The book, though long out of print, still resonates today.  It contains some lovely descriptions of the local cherry orchards:  ‘Can’t you imagine us all yesterday at Coppice Corner – the cherry blossom just bubbling over the whole orchard, leaving no loophole for the brown woods to peep through.  Just a day that you so well remember….not brilliant – rather grey indeed – but the cherry orchards surrounding one like a great white summer cloud.’  And picturing the original orchard at St George’s she writes: ‘a piece of steep clear land seemed to rise out of the forest and trees covered with white blossom gave me a sudden feeling of a coral islet rising out of a sea of trees’.
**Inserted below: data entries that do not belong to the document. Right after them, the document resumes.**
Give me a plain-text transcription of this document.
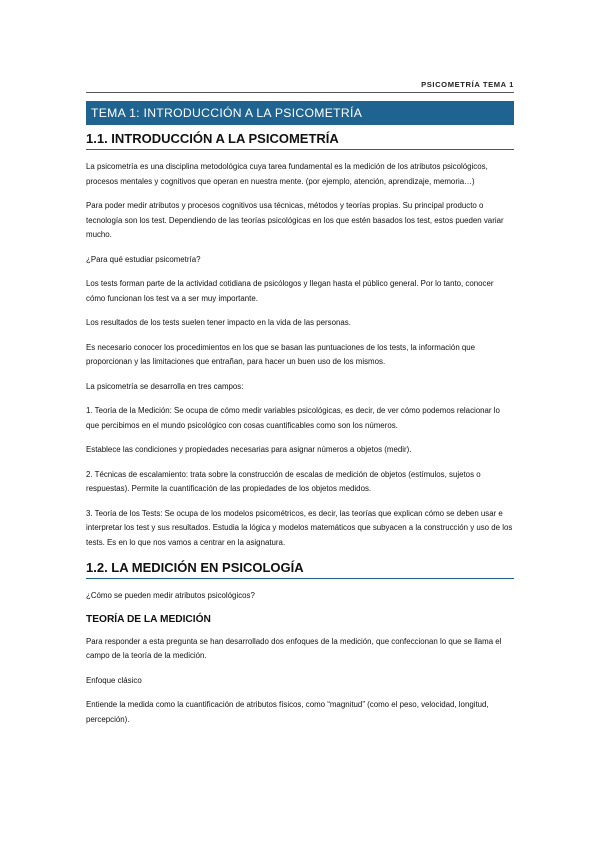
PSICOMETRÍA TEMA 1
TEMA 1: INTRODUCCIÓN A LA PSICOMETRÍA
1.1. INTRODUCCIÓN A LA PSICOMETRÍA

La psicometría es una disciplina metodológica cuya tarea fundamental es la medición de los atributos psicológicos, procesos mentales y cognitivos que operan en nuestra mente. (por ejemplo, atención, aprendizaje, memoria…)

Para poder medir atributos y procesos cognitivos usa técnicas, métodos y teorías propias. Su principal producto o tecnología son los test. Dependiendo de las teorías psicológicas en los que estén basados los test, estos pueden variar mucho.

¿Para qué estudiar psicometría?

Los tests forman parte de la actividad cotidiana de psicólogos y llegan hasta el público general. Por lo tanto, conocer cómo funcionan los test va a ser muy importante.

Los resultados de los tests suelen tener impacto en la vida de las personas.

Es necesario conocer los procedimientos en los que se basan las puntuaciones de los tests, la información que proporcionan y las limitaciones que entrañan, para hacer un buen uso de los mismos.

La psicometría se desarrolla en tres campos:

1. Teoría de la Medición: Se ocupa de cómo medir variables psicológicas, es decir, de ver cómo podemos relacionar lo que percibimos en el mundo psicológico con cosas cuantificables como son los números.

Establece las condiciones y propiedades necesarias para asignar números a objetos (medir).

2. Técnicas de escalamiento: trata sobre la construcción de escalas de medición de objetos (estímulos, sujetos o respuestas). Permite la cuantificación de las propiedades de los objetos medidos.

3. Teoría de los Tests: Se ocupa de los modelos psicométricos, es decir, las teorías que explican cómo se deben usar e interpretar los test y sus resultados. Estudia la lógica y modelos matemáticos que subyacen a la construcción y uso de los tests. Es en lo que nos vamos a centrar en la asignatura.

1.2. LA MEDICIÓN EN PSICOLOGÍA

¿Cómo se pueden medir atributos psicológicos?

TEORÍA DE LA MEDICIÓN

Para responder a esta pregunta se han desarrollado dos enfoques de la medición, que confeccionan lo que se llama el campo de la teoría de la medición.

Enfoque clásico

Entiende la medida como la cuantificación de atributos físicos, como “magnitud” (como el peso, velocidad, longitud, percepción).
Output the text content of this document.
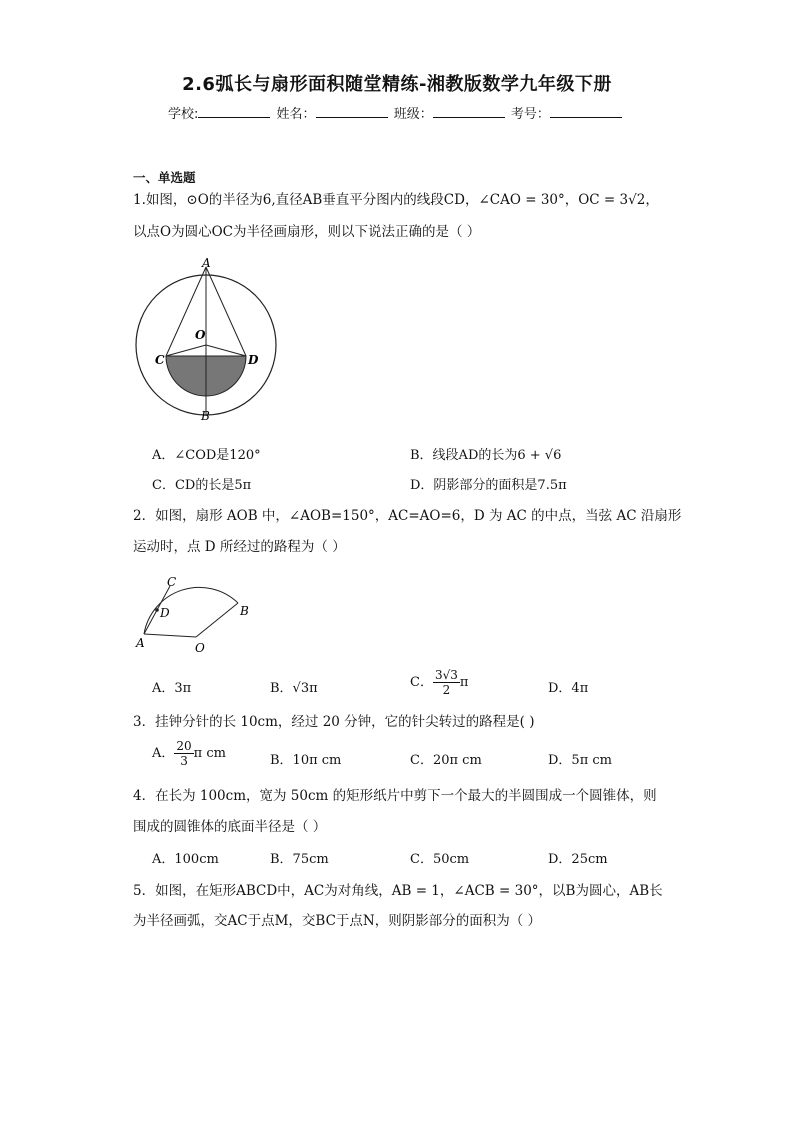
2.6弧长与扇形面积随堂精练-湘教版数学九年级下册
学校:	姓名：	班级：	考号：
一、单选题
1.如图，⊙O的半径为6,直径AB垂直平分图内的线段CD，∠CAO = 30°，OC = 3√2，
以点O为圆心OC为半径画扇形，则以下说法正确的是（ ）
A
B
O
C	D
A．∠COD是120°	B．线段AD的长为6 + √6
C．CD的长是5π	D．阴影部分的面积是7.5π
2．如图，扇形 AOB 中，∠AOB=150°，AC=AO=6，D 为 AC 的中点，当弦 AC 沿扇形
运动时，点 D 所经过的路程为（ ）
C
D	B
A	O
A．3π	B．√3π	C． $\frac{3√3}{2}$ π	D．4π
3．挂钟分针的长 10cm，经过 20 分钟，它的针尖转过的路程是( )
A． $\frac{20}{3}$ π cm	B．10π cm	C．20π cm	D．5π cm
4．在长为 100cm，宽为 50cm 的矩形纸片中剪下一个最大的半圆围成一个圆锥体，则
围成的圆锥体的底面半径是（ ）
A．100cm	B．75cm	C．50cm	D．25cm
5．如图，在矩形ABCD中，AC为对角线，AB = 1，∠ACB = 30°，以B为圆心，AB长
为半径画弧，交AC于点M，交BC于点N，则阴影部分的面积为（ ）
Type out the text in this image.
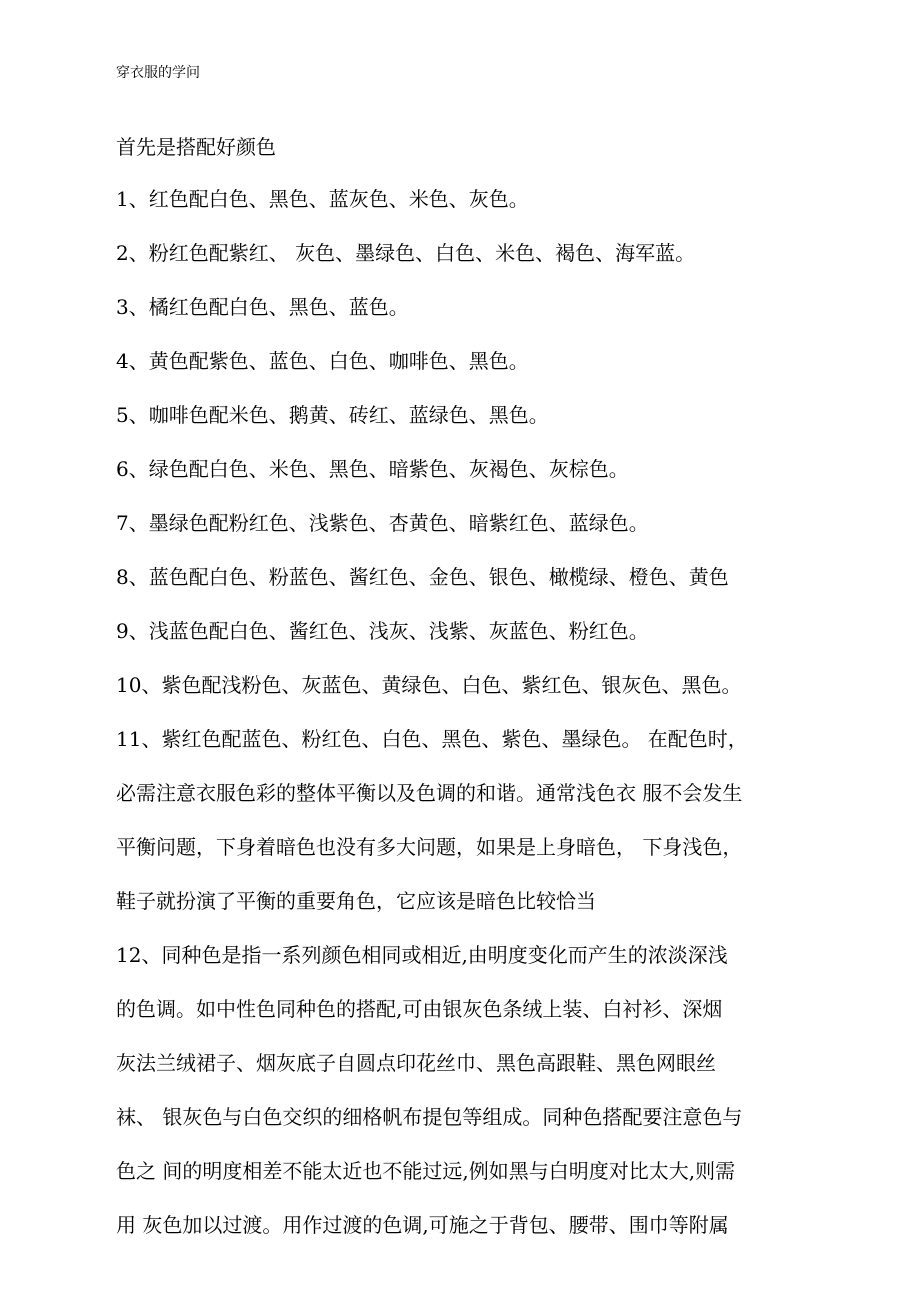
穿衣服的学问
首先是搭配好颜色
1、红色配白色、黑色、蓝灰色、米色、灰色。
2、粉红色配紫红、 灰色、墨绿色、白色、米色、褐色、海军蓝。
3、橘红色配白色、黑色、蓝色。
4、黄色配紫色、蓝色、白色、咖啡色、黑色。
5、咖啡色配米色、鹅黄、砖红、蓝绿色、黑色。
6、绿色配白色、米色、黑色、暗紫色、灰褐色、灰棕色。
7、墨绿色配粉红色、浅紫色、杏黄色、暗紫红色、蓝绿色。
8、蓝色配白色、粉蓝色、酱红色、金色、银色、橄榄绿、橙色、黄色
9、浅蓝色配白色、酱红色、浅灰、浅紫、灰蓝色、粉红色。
10、紫色配浅粉色、灰蓝色、黄绿色、白色、紫红色、银灰色、黑色。
11、紫红色配蓝色、粉红色、白色、黑色、紫色、墨绿色。 在配色时，
必需注意衣服色彩的整体平衡以及色调的和谐。通常浅色衣 服不会发生
平衡问题，下身着暗色也没有多大问题，如果是上身暗色， 下身浅色，
鞋子就扮演了平衡的重要角色，它应该是暗色比较恰当
12、同种色是指一系列颜色相同或相近,由明度变化而产生的浓淡深浅
的色调。如中性色同种色的搭配,可由银灰色条绒上装、白衬衫、深烟
灰法兰绒裙子、烟灰底子自圆点印花丝巾、黑色高跟鞋、黑色网眼丝
袜、 银灰色与白色交织的细格帆布提包等组成。同种色搭配要注意色与
色之 间的明度相差不能太近也不能过远,例如黑与白明度对比太大,则需
用 灰色加以过渡。用作过渡的色调,可施之于背包、腰带、围巾等附属
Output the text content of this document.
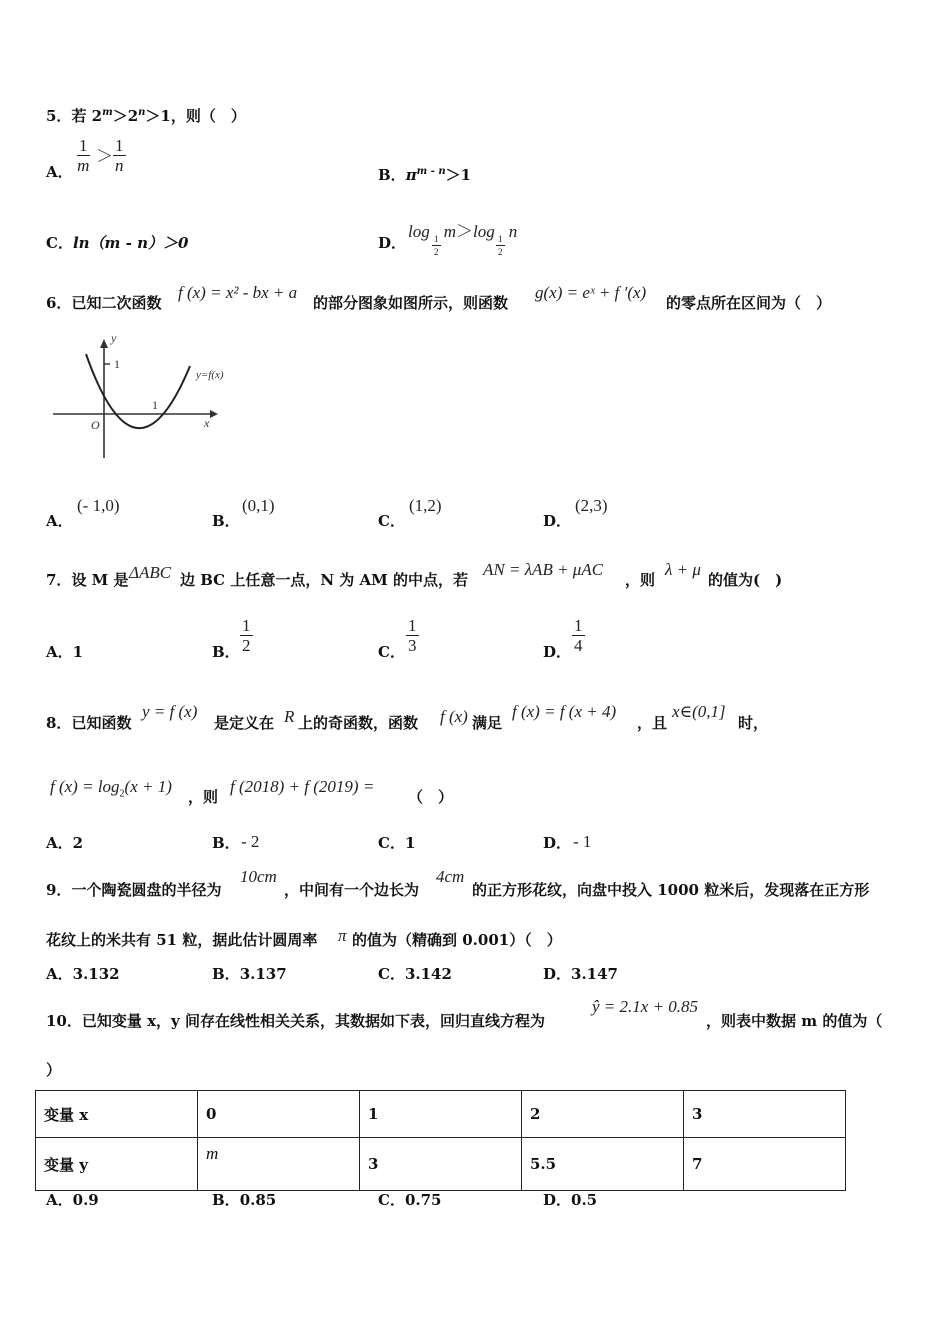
5．若 $2^m>2^n>1$，则（　）
A． $\frac{1}{m} > \frac{1}{n}$	B．$\pi^{m - n}>1$
C．ln（m - n）＞0	D．
log m＞log n
$\frac{1}{2}$	$\frac{1}{2}$
6．已知二次函数
f (x) = x² - bx + a
的部分图象如图所示，则函数
g(x) = eˣ + f ′(x)
的零点所在区间为（　）
y
1
1
O	x
y=f(x)
A．
(- 1,0)
B．
(0,1)
C．
(1,2)
D．
(2,3)
7．设 M 是 ΔABC 边 BC 上任意一点，N 为 AM 的中点，若
AN = λAB + μAC
，则
λ + μ
的值为(　)
A．1	B． $\frac{1}{2}$	C． $\frac{1}{3}$	D． $\frac{1}{4}$
8．已知函数
y = f (x)
是定义在 R 上的奇函数，函数 f (x) 满足
f (x) = f (x + 4)
，且
x∈(0,1]
时，
f $(x) = \log_2(x + 1)$
，则
f (2018) + f (2019) =
（　）
A．2	B． - 2	C．1	D． - 1
9．一个陶瓷圆盘的半径为
10cm
，中间有一个边长为
4cm
的正方形花纹，向盘中投入 1000 粒米后，发现落在正方形
花纹上的米共有 51 粒，据此估计圆周率 π 的值为（精确到 0.001）（　）
A．3.132	B．3.137	C．3.142	D．3.147
10．已知变量 x，y 间存在线性相关关系，其数据如下表，回归直线方程为
ŷ = 2.1x + 0.85
，则表中数据 m 的值为（
）
变量 x	0	1	2	3
变量 y	m	3	5.5	7
A．0.9	B．0.85	C．0.75	D．0.5
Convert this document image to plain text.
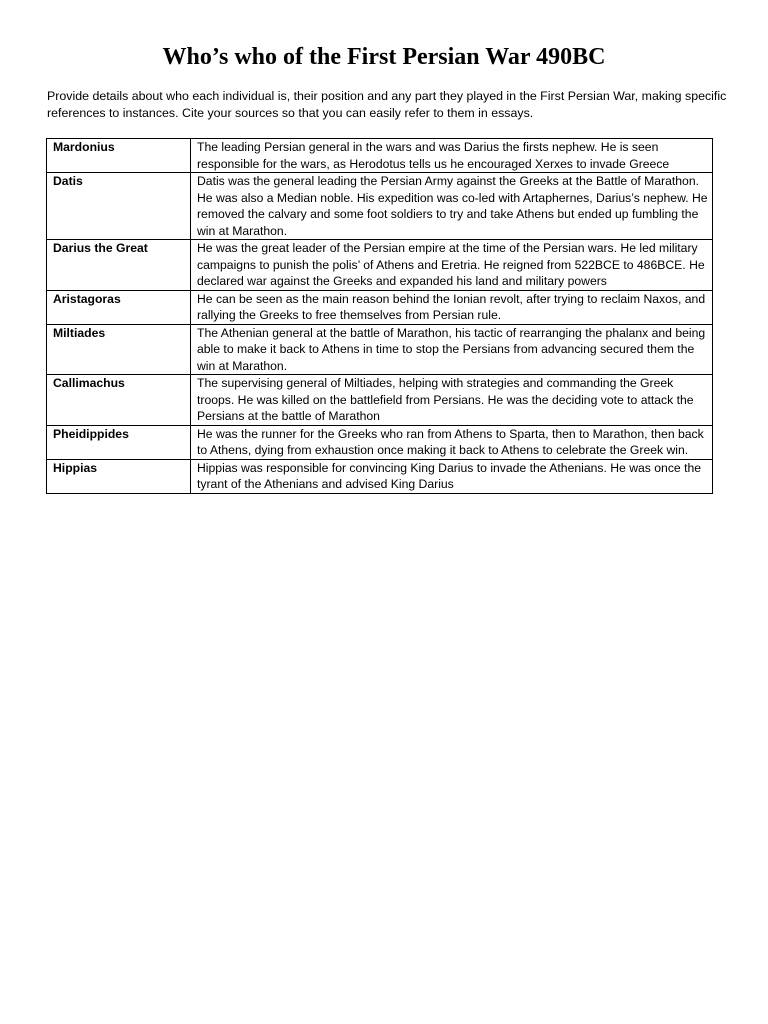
Who’s who of the First Persian War 490BC

Provide details about who each individual is, their position and any part they played in the First Persian War, making specific references to instances. Cite your sources so that you can easily refer to them in essays.

Mardonius	The leading Persian general in the wars and was Darius the firsts nephew. He is seen responsible for the wars, as Herodotus tells us he encouraged Xerxes to invade Greece
Datis	Datis was the general leading the Persian Army against the Greeks at the Battle of Marathon. He was also a Median noble. His expedition was co-led with Artaphernes, Darius’s nephew. He removed the calvary and some foot soldiers to try and take Athens but ended up fumbling the win at Marathon.
Darius the Great	He was the great leader of the Persian empire at the time of the Persian wars. He led military campaigns to punish the polis’ of Athens and Eretria. He reigned from 522BCE to 486BCE. He declared war against the Greeks and expanded his land and military powers
Aristagoras	He can be seen as the main reason behind the Ionian revolt, after trying to reclaim Naxos, and rallying the Greeks to free themselves from Persian rule.
Miltiades	The Athenian general at the battle of Marathon, his tactic of rearranging the phalanx and being able to make it back to Athens in time to stop the Persians from advancing secured them the win at Marathon.
Callimachus	The supervising general of Miltiades, helping with strategies and commanding the Greek troops. He was killed on the battlefield from Persians. He was the deciding vote to attack the Persians at the battle of Marathon
Pheidippides	He was the runner for the Greeks who ran from Athens to Sparta, then to Marathon, then back to Athens, dying from exhaustion once making it back to Athens to celebrate the Greek win.
Hippias	Hippias was responsible for convincing King Darius to invade the Athenians. He was once the tyrant of the Athenians and advised King Darius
The new orchard contains a different balance of types and varieties of fruit to those planted here in the nineteenth century.  This reflects changing tastes and should provide better quality fruit.  Let’s hope we have chosen suitable varieties for, as Lawrence D Hills, early advocate of organic gardening, has written: ‘Our problem with trees is always that our mistakes live as long as our successes’.  This is particularly the case with trees on vigorous rootstocks which we have selected to recreate the character of the original orchard.  We have fewer cherries and plums than the original but a number of those we have selected replicate previously planted varieties, notably May Duke and Black Eagle cherries, and Victoria and Rivers Early Prolific plums.  Along with Shropshire Prune damsons, we have also chosen Jargonelle and Williams Bon Chretian (as it is more commonly known) pears.  The majority of the trees we’ve planted though have been apple varieties, with a few Keswick Codlin, Dumelow’s Seedling and Hawthornden trees, and a range of other culinary and juicing varieties, many suitable for cider making.


While the planting is now almost complete, we’ll need to keep a close eye on how the trees develop.  Ensuring the area immediately around each tree remains weed free will be a priority so that the young whips stand a good chance of establishing themselves in their first few years.  Formative pruning will need to be carried out carefully,  trees checked regularly for signs of pests and diseases, and the tree guards and tubes maintained to reduce the risk of unwelcome attention from deer and rabbits.  The hard work has only just begun!